Each transcript starts with information about the time the session started, which user connected to the session, and which JEA identity was assigned to them.

**********************
Windows PowerShell transcript start
Start time: 20160710144736
Username: CONTOSO\Alice
RunAs User: WinRM Virtual Users\WinRM VA_1_CONTOSO_Alice
Machine: SERVER01 (Microsoft Windows NT 10.0.14393.0)
[...]

The body of the transcript contains information about each command the user invoked. The exact syntax of the command used is unavailable in JEA sessions because of the way commands are transformed for PowerShell remoting. However, you can still determine the effective command that was executed.
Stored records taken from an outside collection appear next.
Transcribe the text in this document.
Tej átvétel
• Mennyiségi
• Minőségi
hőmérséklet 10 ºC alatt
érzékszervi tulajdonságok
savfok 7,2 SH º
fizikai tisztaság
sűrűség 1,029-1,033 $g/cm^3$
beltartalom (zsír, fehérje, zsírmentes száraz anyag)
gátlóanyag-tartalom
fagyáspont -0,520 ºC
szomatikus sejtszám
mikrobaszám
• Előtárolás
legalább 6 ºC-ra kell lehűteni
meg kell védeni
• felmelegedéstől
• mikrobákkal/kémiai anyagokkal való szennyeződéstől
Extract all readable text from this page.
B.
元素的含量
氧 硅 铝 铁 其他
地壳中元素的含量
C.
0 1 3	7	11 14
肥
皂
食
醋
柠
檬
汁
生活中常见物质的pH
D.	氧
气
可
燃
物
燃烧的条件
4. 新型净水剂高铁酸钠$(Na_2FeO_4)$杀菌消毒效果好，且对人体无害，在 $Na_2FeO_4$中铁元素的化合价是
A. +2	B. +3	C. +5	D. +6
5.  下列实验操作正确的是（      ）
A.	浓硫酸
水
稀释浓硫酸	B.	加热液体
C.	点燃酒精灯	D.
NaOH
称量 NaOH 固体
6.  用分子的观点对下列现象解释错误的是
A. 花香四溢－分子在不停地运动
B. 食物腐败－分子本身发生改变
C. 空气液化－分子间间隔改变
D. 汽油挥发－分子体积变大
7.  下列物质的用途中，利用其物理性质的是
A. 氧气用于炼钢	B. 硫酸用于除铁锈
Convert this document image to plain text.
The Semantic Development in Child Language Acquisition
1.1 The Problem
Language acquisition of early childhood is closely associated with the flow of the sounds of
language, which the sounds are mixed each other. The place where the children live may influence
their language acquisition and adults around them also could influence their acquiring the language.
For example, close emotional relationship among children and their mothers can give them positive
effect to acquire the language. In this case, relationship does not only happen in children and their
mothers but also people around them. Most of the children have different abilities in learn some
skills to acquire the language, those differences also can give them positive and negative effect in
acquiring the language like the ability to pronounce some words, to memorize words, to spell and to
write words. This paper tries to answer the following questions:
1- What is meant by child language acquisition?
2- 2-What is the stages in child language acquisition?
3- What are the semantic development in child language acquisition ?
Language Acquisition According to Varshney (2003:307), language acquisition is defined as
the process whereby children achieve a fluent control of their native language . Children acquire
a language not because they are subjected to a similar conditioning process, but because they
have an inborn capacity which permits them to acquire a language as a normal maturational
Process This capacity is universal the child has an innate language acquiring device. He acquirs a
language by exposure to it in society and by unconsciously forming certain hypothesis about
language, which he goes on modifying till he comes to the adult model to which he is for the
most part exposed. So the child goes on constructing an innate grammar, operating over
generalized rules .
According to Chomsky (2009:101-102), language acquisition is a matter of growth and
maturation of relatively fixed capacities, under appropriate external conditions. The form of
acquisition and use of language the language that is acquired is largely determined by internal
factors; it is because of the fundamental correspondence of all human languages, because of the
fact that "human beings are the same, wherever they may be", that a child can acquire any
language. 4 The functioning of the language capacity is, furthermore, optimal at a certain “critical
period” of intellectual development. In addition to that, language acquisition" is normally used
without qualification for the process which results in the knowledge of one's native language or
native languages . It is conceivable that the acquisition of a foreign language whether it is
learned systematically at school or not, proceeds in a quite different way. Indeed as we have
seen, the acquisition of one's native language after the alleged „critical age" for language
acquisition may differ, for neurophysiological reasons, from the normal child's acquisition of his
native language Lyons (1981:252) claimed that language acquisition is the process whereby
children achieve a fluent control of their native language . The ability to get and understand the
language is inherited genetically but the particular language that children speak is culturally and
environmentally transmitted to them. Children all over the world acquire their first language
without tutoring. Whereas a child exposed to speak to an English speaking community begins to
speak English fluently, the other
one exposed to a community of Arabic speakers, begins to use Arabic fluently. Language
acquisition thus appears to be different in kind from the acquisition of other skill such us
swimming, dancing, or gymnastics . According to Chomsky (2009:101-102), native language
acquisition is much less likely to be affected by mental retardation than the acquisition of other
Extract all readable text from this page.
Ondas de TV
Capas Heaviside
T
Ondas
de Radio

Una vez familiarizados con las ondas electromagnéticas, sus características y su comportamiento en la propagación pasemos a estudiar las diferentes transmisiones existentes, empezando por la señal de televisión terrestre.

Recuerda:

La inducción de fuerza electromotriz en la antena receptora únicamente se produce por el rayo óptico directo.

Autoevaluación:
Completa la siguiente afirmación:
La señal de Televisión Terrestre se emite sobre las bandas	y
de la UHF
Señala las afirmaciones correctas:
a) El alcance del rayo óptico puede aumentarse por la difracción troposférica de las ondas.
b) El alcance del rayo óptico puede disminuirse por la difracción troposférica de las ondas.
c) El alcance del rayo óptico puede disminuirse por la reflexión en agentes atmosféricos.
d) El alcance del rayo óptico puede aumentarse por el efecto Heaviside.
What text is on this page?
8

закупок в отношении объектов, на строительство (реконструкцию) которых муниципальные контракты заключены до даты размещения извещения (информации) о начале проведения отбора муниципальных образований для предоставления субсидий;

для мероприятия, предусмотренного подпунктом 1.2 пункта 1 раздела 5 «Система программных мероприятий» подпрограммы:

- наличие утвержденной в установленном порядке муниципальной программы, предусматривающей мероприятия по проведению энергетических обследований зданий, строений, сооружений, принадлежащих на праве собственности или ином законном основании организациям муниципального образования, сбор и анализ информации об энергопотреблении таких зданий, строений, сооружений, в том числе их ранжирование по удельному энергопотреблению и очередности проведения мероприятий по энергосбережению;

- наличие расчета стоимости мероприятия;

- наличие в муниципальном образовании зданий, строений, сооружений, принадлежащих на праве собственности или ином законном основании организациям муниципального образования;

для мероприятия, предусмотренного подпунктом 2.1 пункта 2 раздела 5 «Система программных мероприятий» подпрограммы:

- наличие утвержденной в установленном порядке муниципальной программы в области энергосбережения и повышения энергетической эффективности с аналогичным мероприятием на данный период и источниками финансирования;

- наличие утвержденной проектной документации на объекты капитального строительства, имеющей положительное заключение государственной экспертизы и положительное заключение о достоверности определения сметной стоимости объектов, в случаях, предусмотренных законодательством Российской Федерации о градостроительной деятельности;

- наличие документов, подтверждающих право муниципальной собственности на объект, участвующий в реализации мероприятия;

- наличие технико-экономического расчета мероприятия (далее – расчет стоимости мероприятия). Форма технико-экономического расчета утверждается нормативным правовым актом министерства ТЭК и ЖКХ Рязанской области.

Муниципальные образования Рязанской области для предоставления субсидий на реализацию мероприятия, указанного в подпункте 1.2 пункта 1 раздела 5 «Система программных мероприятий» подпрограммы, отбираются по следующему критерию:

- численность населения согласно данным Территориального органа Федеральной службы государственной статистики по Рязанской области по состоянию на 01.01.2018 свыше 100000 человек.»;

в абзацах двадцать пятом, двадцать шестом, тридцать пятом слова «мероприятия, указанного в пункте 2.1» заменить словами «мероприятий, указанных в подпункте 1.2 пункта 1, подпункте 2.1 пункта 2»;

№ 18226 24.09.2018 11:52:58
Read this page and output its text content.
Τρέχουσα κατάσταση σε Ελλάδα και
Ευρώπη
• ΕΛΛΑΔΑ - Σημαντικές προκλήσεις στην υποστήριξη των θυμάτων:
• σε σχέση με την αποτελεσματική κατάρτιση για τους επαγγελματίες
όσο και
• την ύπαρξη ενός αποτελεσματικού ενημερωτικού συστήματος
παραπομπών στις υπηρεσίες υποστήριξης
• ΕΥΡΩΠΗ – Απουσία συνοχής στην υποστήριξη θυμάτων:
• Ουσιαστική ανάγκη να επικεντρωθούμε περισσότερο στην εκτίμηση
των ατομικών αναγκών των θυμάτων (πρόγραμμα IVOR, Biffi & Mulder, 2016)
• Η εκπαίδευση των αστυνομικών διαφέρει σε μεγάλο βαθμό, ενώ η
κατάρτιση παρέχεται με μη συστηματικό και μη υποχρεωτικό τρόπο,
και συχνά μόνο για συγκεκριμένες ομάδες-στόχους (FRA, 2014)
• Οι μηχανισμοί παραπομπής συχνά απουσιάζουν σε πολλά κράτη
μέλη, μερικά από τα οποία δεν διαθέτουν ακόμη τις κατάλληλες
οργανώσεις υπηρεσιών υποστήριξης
Below is an example transcript snippet from a user running Get-Service Dns in a JEA session:

PS>CommandInvocation(Get-Service): "Get-Service"
>> ParameterBinding(Get-Service): name="Name"; value="Dns"
>> CommandInvocation(Out-Default): "Out-Default"
>> ParameterBinding(Out-Default): name="InputObject"; value="Dns"

Running  Dns                DNS Server

A CommandInvocation line is written for each command a user runs. ParameterBindings record each parameter and value supplied with the command. In the previous example, you can see that the parameter Name was supplied the with value Dns for the Get-Service cmdlet.

The output of each command also triggers a CommandInvocation, usually to Out-Default. The InputObject of Out-Default is the PowerShell object returned from the command. The details of that object are printed a few lines below, closely mimicking what the user would have seen.